Would that more of us were willing to shift our priorities to what is really needful rather than what is urgent. We succumb to the dulcet pleadings of advertisers to buy into this mutual fund, or to eat that doughnut. Advertisers are experts at creating urgency where none existed before, and so we look into that mutual fund, when in fact the most needful thing most people could do to improve their financial situation is simply to live within their means, or perhaps to improve career prospects through better training and more concentrated effort on the job. We experience an urgent desire for the doughnut despite the greater need to lay off the sweets and improve our health. We ignore what is needed over the long term in favor of what burns at the moment.

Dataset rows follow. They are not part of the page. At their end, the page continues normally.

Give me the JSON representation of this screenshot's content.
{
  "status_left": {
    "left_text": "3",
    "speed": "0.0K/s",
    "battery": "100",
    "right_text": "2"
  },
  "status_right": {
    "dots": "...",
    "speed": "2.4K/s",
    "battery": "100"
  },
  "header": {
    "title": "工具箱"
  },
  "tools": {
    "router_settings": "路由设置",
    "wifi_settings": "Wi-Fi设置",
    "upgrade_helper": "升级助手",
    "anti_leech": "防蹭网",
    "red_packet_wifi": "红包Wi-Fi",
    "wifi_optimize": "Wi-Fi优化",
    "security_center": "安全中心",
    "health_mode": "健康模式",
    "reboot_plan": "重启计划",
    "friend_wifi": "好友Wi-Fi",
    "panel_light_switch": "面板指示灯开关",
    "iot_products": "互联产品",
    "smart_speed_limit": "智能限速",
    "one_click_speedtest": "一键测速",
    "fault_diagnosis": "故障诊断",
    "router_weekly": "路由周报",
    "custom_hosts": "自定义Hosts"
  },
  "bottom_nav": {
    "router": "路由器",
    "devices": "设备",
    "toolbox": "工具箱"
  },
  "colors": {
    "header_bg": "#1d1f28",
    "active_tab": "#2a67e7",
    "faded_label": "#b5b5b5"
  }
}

Armstrong is quite right that the same thing happens perpetually within government budgeting. Many people, in theory, would rather that the government, the society, spent more money more intelligently on schools and less money on prisons. Yet too many of us clamor for the government to “get tough” with petty criminals, especially petty drug criminals, who overburden our prison system yet present no large threat to society. What is needful is a larger commitment to revise our drug laws, our penal code, and our approach to incarceration on the one side, and our whole approach to education on the other. But to raise the issue too strenuously draws the brickbats of those who are invested in the status quo, whether they make money from building prisons, or make political hay from appearing “tough” about drug laws, or simply because they have an emotional investment in maintaining “order” in our society — regardless of how fictive or corrupt their brand of order is.

If we focused on needful things rather than urgent ones, we would not be misled by the election-year shenanigans of politicians. The United States would seek some comprehensive improvement in its labor relationship with Mexico, rather than wasting time arguing about a ridiculous, spendthrift wall separating peaceful neighbors. We would plow money into cancer research before we would prop up a failed military project in the Middle East. Individually, we would remember that living to a ripe old age with a healthy heart is better and more needful than eating our fill of junk here and now.

It is a challenge. Our appetites take over and want to be satisfied; if they didn’t few smokers would keep up smoking, because the pleasure in the short term wouldn’t justify the lung damage (et cetera) in the long term. But alas.

Reflect on this: What in your own life is needful? What are the merely urgent signals to which you respond instead? How could your relationship to needful and urgent ends change?